Carrie, The Modern Housewife said...

These are all great ideas. I'll soon be blogging about 2 fundraisers that I hope will be successful this year.

And on the subject of food for saving the planet.. How about More PB&Js? Learn more about the little PBJ that Could...

Sarah said...

I am not sure that I made it clear in the blog but the 1.3 billion neighbors refers to those who live on less than a dollar a day. However, we should not forget the other two million that live on less than two dollars a day! So maybe I should have said our 3 million neighbors!

david said...

Our grass is getting really brown from the lack of rain. Nonetheless, I can't bring myself to water the lawn. After realizing that the average African household uses/has 5 gallons of water per day and the average American household uses/has 100 gallons of water per day and 1.1 billion people do not have access to safe, clean water, I have trouble using water to make our lawn look nice. I'm sure our neighbors wish we would be more American.

Sherisse said...

Our grass is dying as well for the same reason. We have also decided to stop buying bottled water. Any ideas for where we could send our "bottled water" money?

And I'm going to need help with this meat thing. If Preston was a dinosaur, I'm sure he would be a T-Rex. He claims that red meat is too good to pass up. Maybe you could just "moo" when you see him.

Christy said...

Thanks,Sarah, for challenging us to think about these things. I am sure that the following ideas are very familiar to most of you.
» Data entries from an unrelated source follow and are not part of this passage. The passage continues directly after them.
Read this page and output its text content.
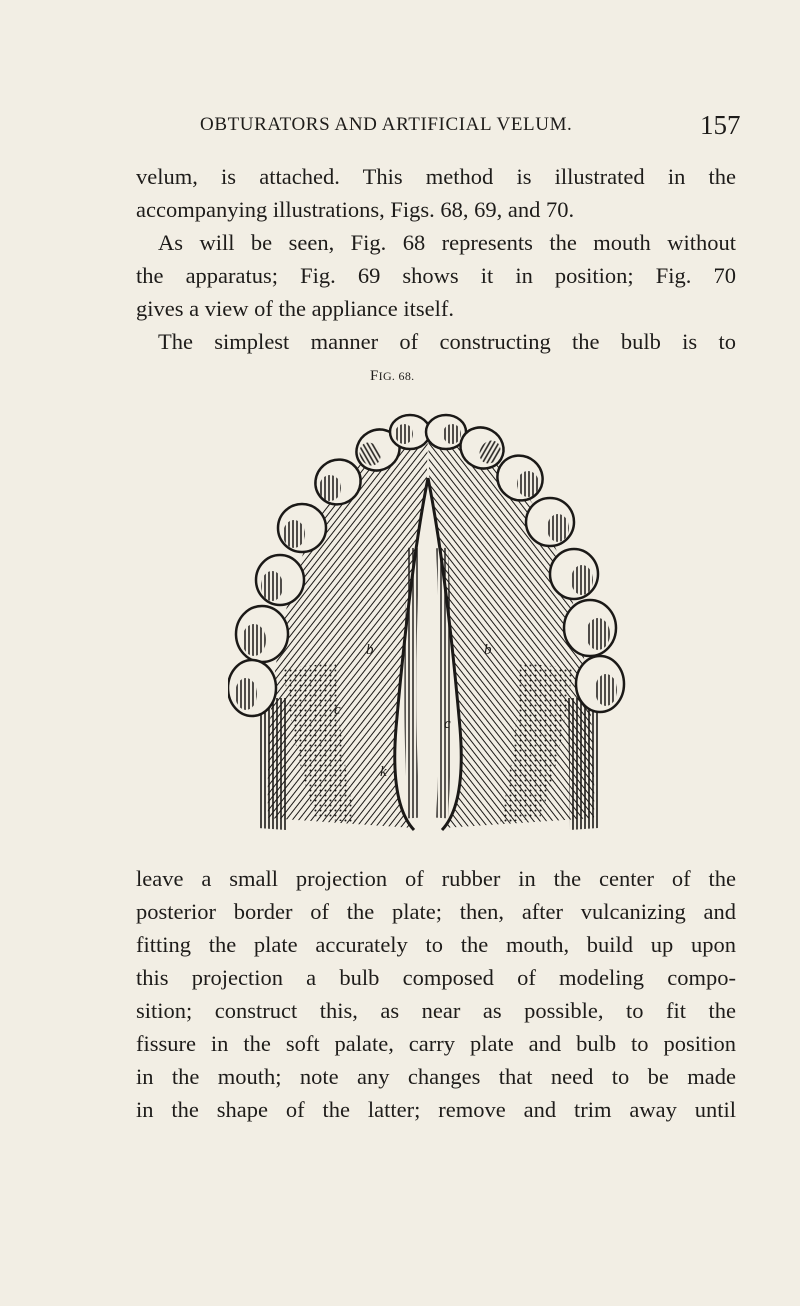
OBTURATORS AND ARTIFICIAL VELUM.	157
velum, is attached. This method is illustrated in the
accompanying illustrations, Figs. 68, 69, and 70.
As will be seen, Fig. 68 represents the mouth without
the apparatus; Fig. 69 shows it in position; Fig. 70
gives a view of the appliance itself.
The simplest manner of constructing the bulb is to
FIG. 68.
b	b
c
c
k
leave a small projection of rubber in the center of the
posterior border of the plate; then, after vulcanizing and
fitting the plate accurately to the mouth, build up upon
this projection a bulb composed of modeling compo-
sition; construct this, as near as possible, to fit the
fissure in the soft palate, carry plate and bulb to position
in the mouth; note any changes that need to be made
in the shape of the latter; remove and trim away until
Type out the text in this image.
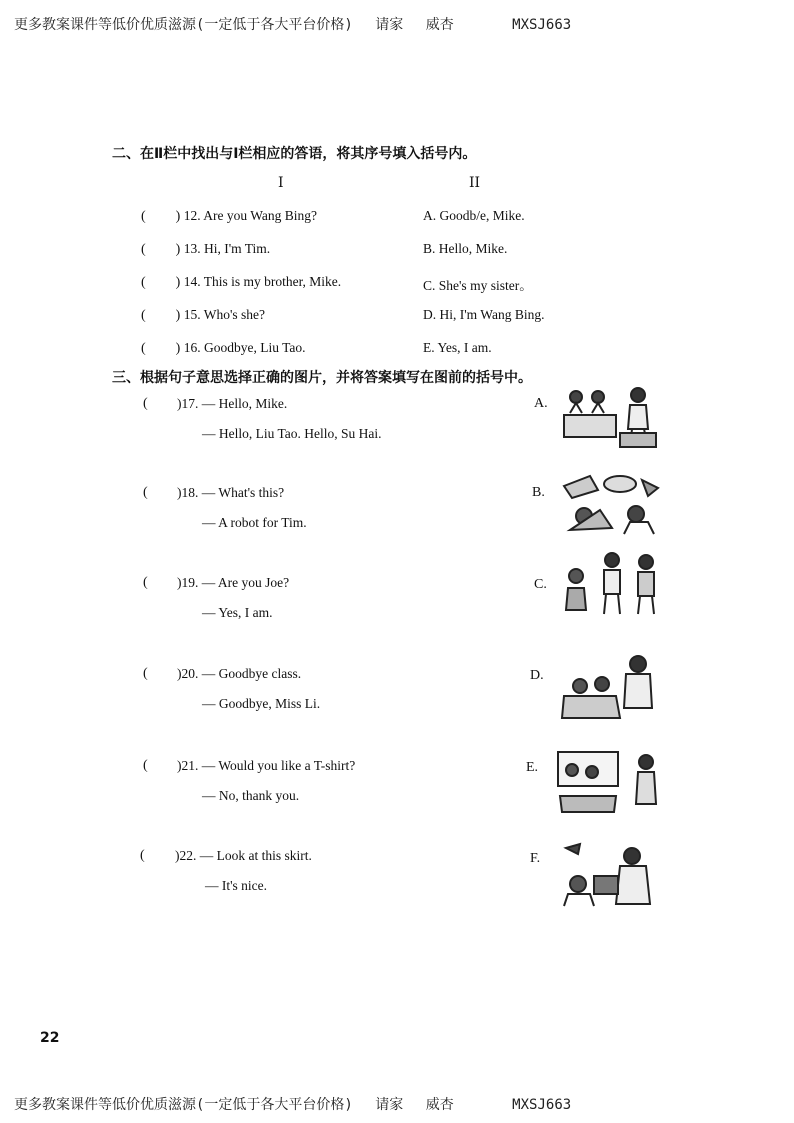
更多教案课件等低价优质滋源(一定低于各大平台价格) 请家 威杏	MXSJ663
二、在Ⅱ栏中找出与Ⅰ栏相应的答语，将其序号填入括号内。
I	II
( ) 12. Are you Wang Bing?	A. Goodb/e, Mike.
( ) 13. Hi, I'm Tim.	B. Hello, Mike.
( ) 14. This is my brother, Mike.	C. She's my sister。
( ) 15. Who's she?	D. Hi, I'm Wang Bing.
( ) 16. Goodbye, Liu Tao.	E. Yes, I am.
三、根据句子意思选择正确的图片，并将答案填写在图前的括号中。
( )17. — Hello, Mike.
— Hello, Liu Tao. Hello, Su Hai.
A.
( )18. — What's this?
— A robot for Tim.
B.
( )19. — Are you Joe?
— Yes, I am.
C.
( )20. — Goodbye class.
— Goodbye, Miss Li.
D.
( )21. — Would you like a T-shirt?
— No, thank you.
E.
( )22. — Look at this skirt.
— It's nice.
F.
22
更多教案课件等低价优质滋源(一定低于各大平台价格) 请家 威杏	MXSJ663
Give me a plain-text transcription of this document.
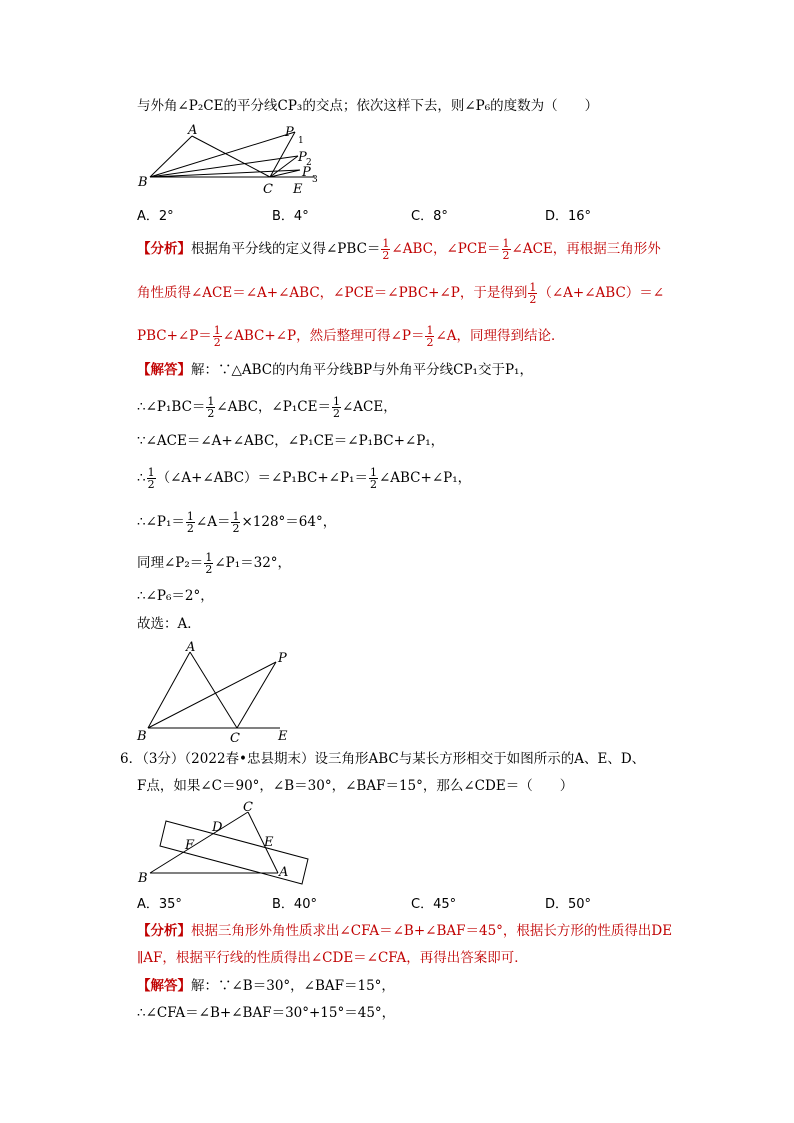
与外角∠P₂CE的平分线CP₃的交点；依次这样下去，则∠P₆的度数为（　　）
A
B	C E
P
1
P 2
P 3
A．2°	B．4°	C．8°	D．16°
【分析】根据角平分线的定义得∠PBC＝ $\frac{1}{2}$ ∠ABC，∠PCE＝ $\frac{1}{2}$ ∠ACE，再根据三角形外
角性质得∠ACE＝∠A+∠ABC，∠PCE＝∠PBC+∠P，于是得到 $\frac{1}{2}$ （∠A+∠ABC）＝∠
PBC+∠P＝ $\frac{1}{2}$ ∠ABC+∠P，然后整理可得∠P＝ $\frac{1}{2}$ ∠A，同理得到结论．
【解答】解：∵△ABC的内角平分线BP与外角平分线CP₁交于P₁，
∴∠P₁BC＝ $\frac{1}{2}$ ∠ABC，∠P₁CE＝ $\frac{1}{2}$ ∠ACE，
∵∠ACE＝∠A+∠ABC，∠P₁CE＝∠P₁BC+∠P₁，
∴ $\frac{1}{2}$ （∠A+∠ABC）＝∠P₁BC+∠P₁＝ $\frac{1}{2}$ ∠ABC+∠P₁，
∴∠P₁＝ $\frac{1}{2}$ ∠A＝ $\frac{1}{2} \times 128^\circ=64^\circ$，
同理∠P₂＝ $\frac{1}{2}$ ∠P₁＝32°，
∴∠P₆＝2°，
故选：A．
A
B	C	E
P
6．（3分）（2022春•忠县期末）设三角形ABC与某长方形相交于如图所示的A、E、D、
F点，如果∠C＝90°，∠B＝30°，∠BAF＝15°，那么∠CDE＝（　　）
C
D
E
F
B	A
A．35°	B．40°	C．45°	D．50°
【分析】根据三角形外角性质求出∠CFA＝∠B+∠BAF＝45°，根据长方形的性质得出DE
∥AF，根据平行线的性质得出∠CDE＝∠CFA，再得出答案即可．
【解答】解：∵∠B＝30°，∠BAF＝15°，
∴∠CFA＝∠B+∠BAF＝30°+15°＝45°，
We have found that child sponsorship for an at-risk child in a 3rd world country has been a helpful way to have a closer personal connection with helping others. We have a sponsored child through World Vision . We adopted her in honor of Eliza's birth. She has the exact birthday as Eliza. With pictures of her and her drawings, it makes it more tangible to talk with our children about helping Roselin. It's so sweet because Mary Carsen is always wanting to send her things. I hope to sponsor children eventually in honor of our other two girls as well. I know Angie and Greg have had a positive experience with child sponsorship as well. They sponsor through Compassion International . In addition, World Vision and Food for the Poor, as well as many other worthwhile organizations, have gift catalogs for various donations in honor of others. This has become my favorite gift the past couple of years -- for teachers, birthdays, Mother's Day, etc. You can pick items that are of interest to your honoree (i.e, seeds/plants for a needy family in honor of your gardener mom). Do our friends/family really NEED anything else? It is a good way to spread awareness of the inequitable plight of others across our globe. With these gifts though, I am certainly becoming the less popular aunt with my nephews and neice. Oh, well... maybe they'll appreciate it later.